8
Мицкевич был в лучшем смысле слова светский человек. “Он с первого приема не очень податлив и развертлив, но раскусишь, так будет сладок”, — писал Вяземский Жуковскому в конце 1827 года. Он же: “Он был везде у места: и в кабинете ученого и писателя, и в салоне умной женщины, и за веселым приятельским обедом”27. “Вот кто был постоянно любезен и приятен! — вспоминала А. П. Керн. — ...Он был так мягок, благодушен, так ласково приноровлялся ко всякому, что все были от него в восторге...”28 А. Ходзько — А. Э. Одынцу в начале февраля 1828 года: “У него исчезла прежняя неровность настроения, которая ранее многих отпугивала от него, он стал приятнейшим человеком в обществе, любезнейшим в обращении и разговорах”; Н. Малиновский — И. Лелевелю в январе того же года: “В обществе он уже не эксцентричен, как раньше, а, наоборот, свободен в обращении и привлекателен. Он любезен даже с теми, кто имеет мало оснований рассчитывать на его предупредительность”. Похоже, это качество не совсем устраивало пишущего, который словно бы тревожится, как бы Мицкевич ради личных отношений не поступился — находясь в чужой среде — принципами поляка.
Но для такой тревоги оснований не было — об этом говорит, к примеру, письмо поэта к Одынцу весной 1828 года, где ясно различимы прохладно-констатирующие интонации: “Русские распространяют свое гостеприимство и на стихи и переводят меня из любезности; плебс идет по стопам главных писателей. Я уже видел русские сонеты в духе моих. Итак, славы, пожалуй, достаточно, чтобы возбудить зависть, хотя слава эта часто выходит из-за стола, за которым мы едим и пьем с русскими литераторами. Имел счастье снискать их расположение. Несмотря на различия в суждениях и литературных взглядах, я со всеми в согласии и дружбе”. Через несколько лет кумир Петербурга и Москвы открыто разграничит свои симпатии и антипатии к русским друзьям в стихотворном послании.
Обвинения, прозвучавшие в послании, принял на свой счет Жуковский, издавший под одной обложкой с Пушкиным стихи по поводу польского восстания. По свидетельству Л. Реттеля — полученному, видимо, от самого Мицкевича, — Жуковский (способствовавший освобождению польского поэта от положения ссыльного) “жаловался, и при этом совершенно неосновательно, что Адам обманул его. Как будто Мицкевич давал какое-либо обещание или мог быть связан в своих обязанностях поляка отношением личной дружбы к Жуковскому”29. Свою позицию — вполне в его положении оправданную — Мицкевич прямо объяснит “русским друзьям”: “Пока я был в оковах, ползая как уж, я хитрил с тираном, но для вас хранил кротость голубя”.

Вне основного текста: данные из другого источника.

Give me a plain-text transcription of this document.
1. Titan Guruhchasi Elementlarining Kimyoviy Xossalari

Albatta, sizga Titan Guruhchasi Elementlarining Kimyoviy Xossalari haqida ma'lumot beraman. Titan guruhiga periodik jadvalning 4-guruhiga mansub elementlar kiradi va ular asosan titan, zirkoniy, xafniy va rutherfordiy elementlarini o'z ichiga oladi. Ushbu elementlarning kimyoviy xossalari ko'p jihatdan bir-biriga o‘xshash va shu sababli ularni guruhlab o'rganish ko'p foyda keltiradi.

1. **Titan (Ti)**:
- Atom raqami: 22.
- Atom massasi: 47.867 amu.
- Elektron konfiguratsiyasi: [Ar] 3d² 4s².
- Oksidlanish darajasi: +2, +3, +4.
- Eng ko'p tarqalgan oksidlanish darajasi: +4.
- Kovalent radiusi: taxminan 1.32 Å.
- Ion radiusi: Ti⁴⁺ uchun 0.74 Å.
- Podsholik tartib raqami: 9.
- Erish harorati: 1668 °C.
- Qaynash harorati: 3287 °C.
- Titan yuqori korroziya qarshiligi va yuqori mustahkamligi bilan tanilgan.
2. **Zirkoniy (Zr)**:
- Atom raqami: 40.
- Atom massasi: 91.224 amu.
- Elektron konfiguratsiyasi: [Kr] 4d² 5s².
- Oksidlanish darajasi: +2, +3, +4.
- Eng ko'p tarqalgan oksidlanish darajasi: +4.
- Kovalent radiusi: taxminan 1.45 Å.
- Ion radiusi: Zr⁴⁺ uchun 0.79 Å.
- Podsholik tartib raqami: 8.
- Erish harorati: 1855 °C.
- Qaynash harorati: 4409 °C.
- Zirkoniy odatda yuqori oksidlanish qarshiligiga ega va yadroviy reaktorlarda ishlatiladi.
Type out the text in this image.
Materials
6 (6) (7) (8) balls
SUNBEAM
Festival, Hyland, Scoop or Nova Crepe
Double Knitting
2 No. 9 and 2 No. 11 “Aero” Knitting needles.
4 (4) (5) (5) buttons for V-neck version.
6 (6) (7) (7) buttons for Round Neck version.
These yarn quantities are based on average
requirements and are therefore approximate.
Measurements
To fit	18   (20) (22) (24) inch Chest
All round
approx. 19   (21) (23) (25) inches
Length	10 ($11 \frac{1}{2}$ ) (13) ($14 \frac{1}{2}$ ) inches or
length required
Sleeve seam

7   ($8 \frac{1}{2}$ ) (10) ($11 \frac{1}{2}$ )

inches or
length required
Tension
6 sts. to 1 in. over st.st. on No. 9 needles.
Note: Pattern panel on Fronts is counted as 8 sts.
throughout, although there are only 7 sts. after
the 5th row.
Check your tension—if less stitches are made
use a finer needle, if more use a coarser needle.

И мягкое доброжелательство, и жесткость борца — все это есть в Мицкевиче, как он предстает в стихотворении “...Он между нами жил...”, но не как единство, а как двоение или трансформация. Так Чарский не может — точнее, не пытается — понять, каким образом один и тот же человек может быть одновременно угодником толпы и поэтическим гением, из “фигляра” превращаться во вдохновенного поэта, обнаруживать, в зависимости от обстановки, разные лица (ср. тройственный облик итальянца “в лесу... в обществе... в передней...” с впечатлением Вяземского: “Он был везде у места: в кабинете... в салоне... за приятельским обедом...”). Сам же автор повести 1835 года в подозрительном взгляде Чарского, повторю, метафорически воспроизводит свой пристрастный взгляд 1833 — 1834 годов, ищущий: что же в том Мицкевиче, какого он знал, могло соответствовать тому, каким он оказался? и нет ли для смятенных чувств, диктующих стихотворение “...Он между нами жил...”, каких-либо объективных оснований — может быть, не только личных?

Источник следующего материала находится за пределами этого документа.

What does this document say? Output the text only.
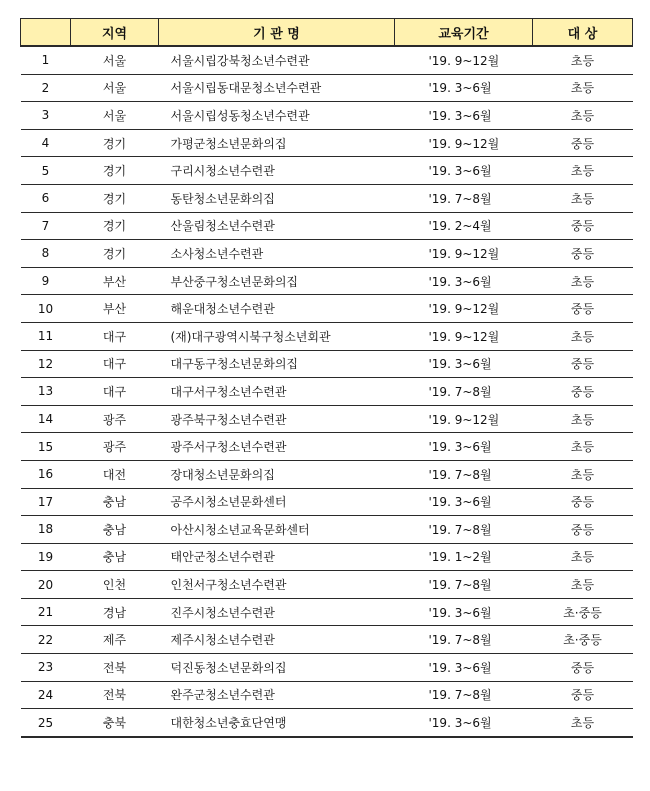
	지역	기 관 명	교육기간	대 상
1	서울	서울시립강북청소년수련관	'19. 9~12월	초등
2	서울	서울시립동대문청소년수련관	'19. 3~6월	초등
3	서울	서울시립성동청소년수련관	'19. 3~6월	초등
4	경기	가평군청소년문화의집	'19. 9~12월	중등
5	경기	구리시청소년수련관	'19. 3~6월	초등
6	경기	동탄청소년문화의집	'19. 7~8월	초등
7	경기	산울림청소년수련관	'19. 2~4월	중등
8	경기	소사청소년수련관	'19. 9~12월	중등
9	부산	부산중구청소년문화의집	'19. 3~6월	초등
10	부산	해운대청소년수련관	'19. 9~12월	중등
11	대구	(재)대구광역시북구청소년회관	'19. 9~12월	초등
12	대구	대구동구청소년문화의집	'19. 3~6월	중등
13	대구	대구서구청소년수련관	'19. 7~8월	중등
14	광주	광주북구청소년수련관	'19. 9~12월	초등
15	광주	광주서구청소년수련관	'19. 3~6월	초등
16	대전	장대청소년문화의집	'19. 7~8월	초등
17	충남	공주시청소년문화센터	'19. 3~6월	중등
18	충남	아산시청소년교육문화센터	'19. 7~8월	중등
19	충남	태안군청소년수련관	'19. 1~2월	초등
20	인천	인천서구청소년수련관	'19. 7~8월	초등
21	경남	진주시청소년수련관	'19. 3~6월	초·중등
22	제주	제주시청소년수련관	'19. 7~8월	초·중등
23	전북	덕진동청소년문화의집	'19. 3~6월	중등
24	전북	완주군청소년수련관	'19. 7~8월	중등
25	충북	대한청소년충효단연맹	'19. 3~6월	초등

Образ пушкинского Импровизатора нередко связывают с воззрениями русских шеллингианцев — любомудров, группировавшихся вокруг “Московского вестника”, в работе которого Пушкин некоторое время принимал близкое участие. Одно из положений натурфилософии Шеллинга — полярность (подобная отношениям полюсов магнита) всего сущего как гармоническая основа единства мироздания. В этой системе искусство есть высшая ступень познания, феномен же импровизации — наиболее свободный и божественный.

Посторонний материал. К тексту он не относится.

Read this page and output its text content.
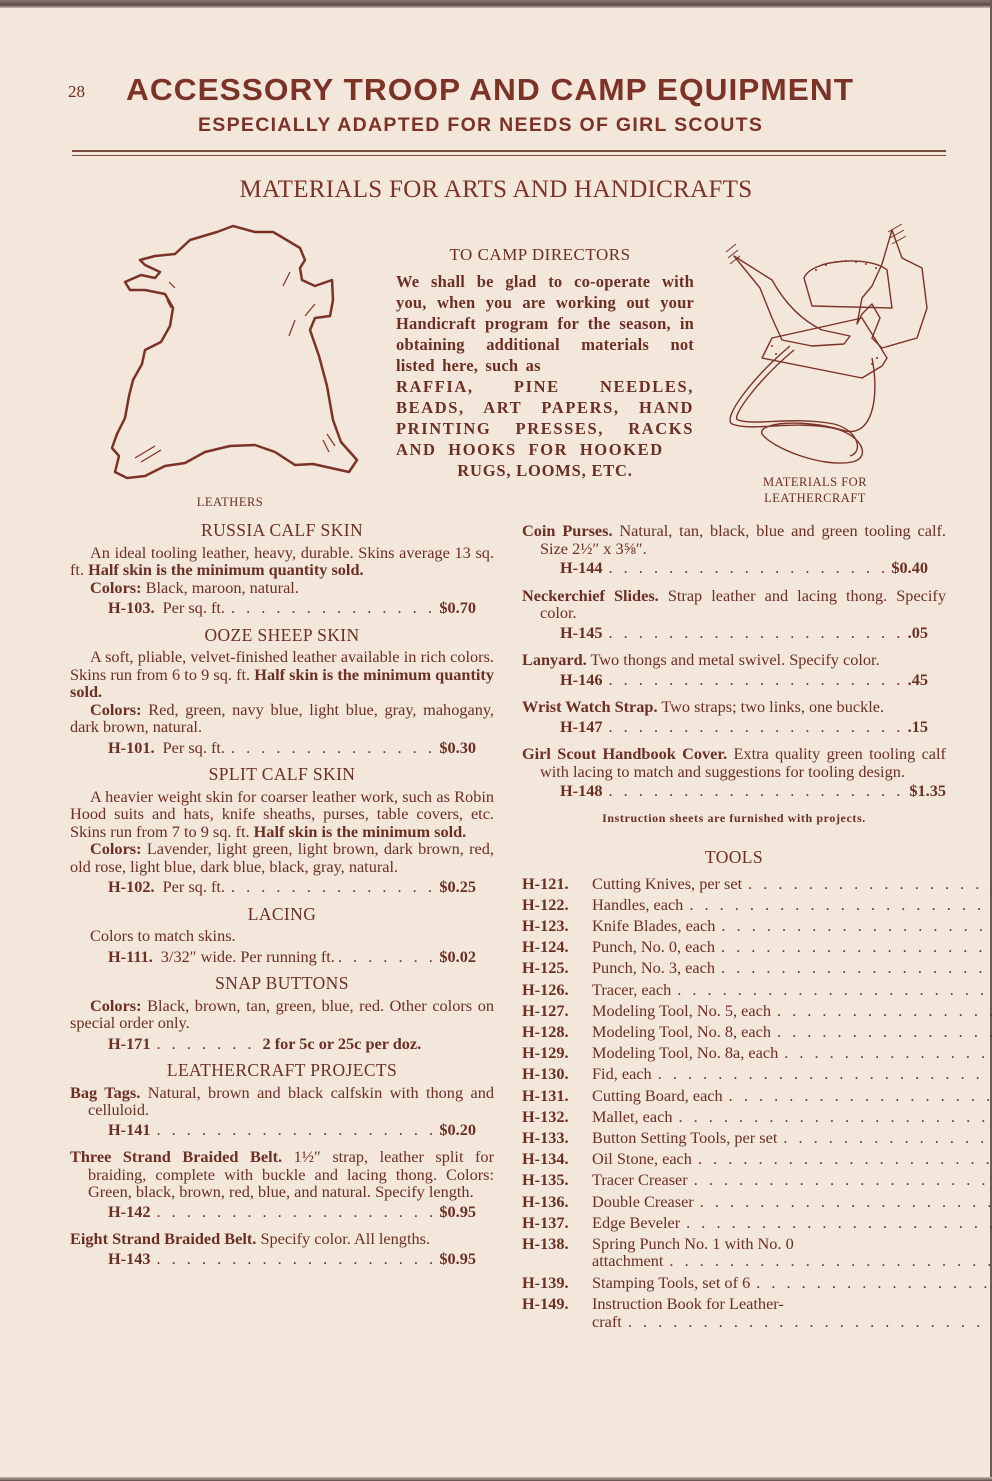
28 ACCESSORY TROOP AND CAMP EQUIPMENT
ESPECIALLY ADAPTED FOR NEEDS OF GIRL SCOUTS
MATERIALS FOR ARTS AND HANDICRAFTS
LEATHERS
TO CAMP DIRECTORS
We shall be glad to co-operate with you, when you are working out your Handicraft program for the season, in obtaining additional materials not listed here, such as
RAFFIA, PINE NEEDLES, BEADS, ART PAPERS, HAND PRINTING PRESSES, RACKS AND HOOKS FOR HOOKED
RUGS, LOOMS, ETC.
MATERIALS FOR
LEATHERCRAFT
RUSSIA CALF SKIN
An ideal tooling leather, heavy, durable. Skins average 13 sq. ft. Half skin is the minimum quantity sold.
Colors: Black, maroon, natural.
H-103. Per sq. ft. . . .	$0.70
OOZE SHEEP SKIN
A soft, pliable, velvet-finished leather available in rich colors. Skins run from 6 to 9 sq. ft. Half skin is the minimum quantity sold.
Colors: Red, green, navy blue, light blue, gray, mahogany, dark brown, natural.
H-101. Per sq. ft. . . .	$0.30
SPLIT CALF SKIN
A heavier weight skin for coarser leather work, such as Robin Hood suits and hats, knife sheaths, purses, table covers, etc. Skins run from 7 to 9 sq. ft. Half skin is the minimum sold.
Colors: Lavender, light green, light brown, dark brown, red, old rose, light blue, dark blue, black, gray, natural.
H-102. Per sq. ft. . . .	$0.25
LACING
Colors to match skins.
H-111. 3/32″ wide. Per running ft. . . .	$0.02
SNAP BUTTONS
Colors: Black, brown, tan, green, blue, red. Other colors on special order only.
H-171 . . .	2 for 5c or 25c per doz.
LEATHERCRAFT PROJECTS
Bag Tags. Natural, brown and black calfskin with thong and celluloid.
H-141 . . .	$0.20
Three Strand Braided Belt. 1½″ strap, leather split for braiding, complete with buckle and lacing thong. Colors: Green, black, brown, red, blue, and natural. Specify length.
H-142 . . .	$0.95
Eight Strand Braided Belt. Specify color. All lengths.
H-143 . . .	$0.95
Coin Purses. Natural, tan, black, blue and green tooling calf. Size 2½″ x 3⅝″.
H-144 . . .	$0.40
Neckerchief Slides. Strap leather and lacing thong. Specify color.
H-145 . . .	.05
Lanyard. Two thongs and metal swivel. Specify color.
H-146 . . .	.45
Wrist Watch Strap. Two straps; two links, one buckle.
H-147 . . .	.15
Girl Scout Handbook Cover. Extra quality green tooling calf with lacing to match and suggestions for tooling design.
H-148 . . .	$1.35
Instruction sheets are furnished with projects.
TOOLS
H-121.	Cutting Knives, per set
. . .
H-122.	Handles, each
. . .
H-123.	Knife Blades, each
. . .
H-124.	Punch, No. 0, each
. . .
H-125.	Punch, No. 3, each
. . .
H-126.	Tracer, each
. . .
H-127.	Modeling Tool, No. 5, each
. . .
H-128.	Modeling Tool, No. 8, each
. . .
H-129.	Modeling Tool, No. 8a, each
. . .
H-130.	Fid, each
. . .
H-131.	Cutting Board, each
. . .
H-132.	Mallet, each
. . .
H-133.	Button Setting Tools, per set
. . .
H-134.	Oil Stone, each
. . .
H-135.	Tracer Creaser
. . .
H-136.	Double Creaser
. . .
H-137.	Edge Beveler
. . .
H-138.	Spring Punch No. 1 with No. 0
attachment
. . .
H-139.	Stamping Tools, set of 6
. . .
H-149.	Instruction Book for Leather-
craft
. . .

Мицкевич-импровизатор был для любомудров живым подтверждением таких воззрений, а потому кумиром и в значительной мере идейным вождем. Похоже, что идея полярности примерялась любомудрами и к политике. В работе “„Конрад Валленрод” и „Полтава”” М. Аронсон цитировал М. Погодина: “У Веневитинова теперь такой план, который был у меня некогда. Служить, выслуживаться, быть загадкою, чтоб, наконец, выслужившись, занять значительное место и иметь больший круг действий. Это план Сикста V”. Веневитинов не скрывал, что вдохновляется изречением кардинала Монтальто (будущего папы Сикста V, чью биографию написал другой любомудр, Шевырев): “грехом сотворю плод добрый”. В этом “последекабрьском общественном идеале либеральной московской молодежи” можно усмотреть, по мнению исследователя, “влияние <...> Адама Мицкевича. Именно в эти годы, в 1826 — 1827, вращаясь в кругу любомудров, Мицкевич пишет своего „Конрада Валленрода”, в котором, по сути дела, выражает те же идеи”30.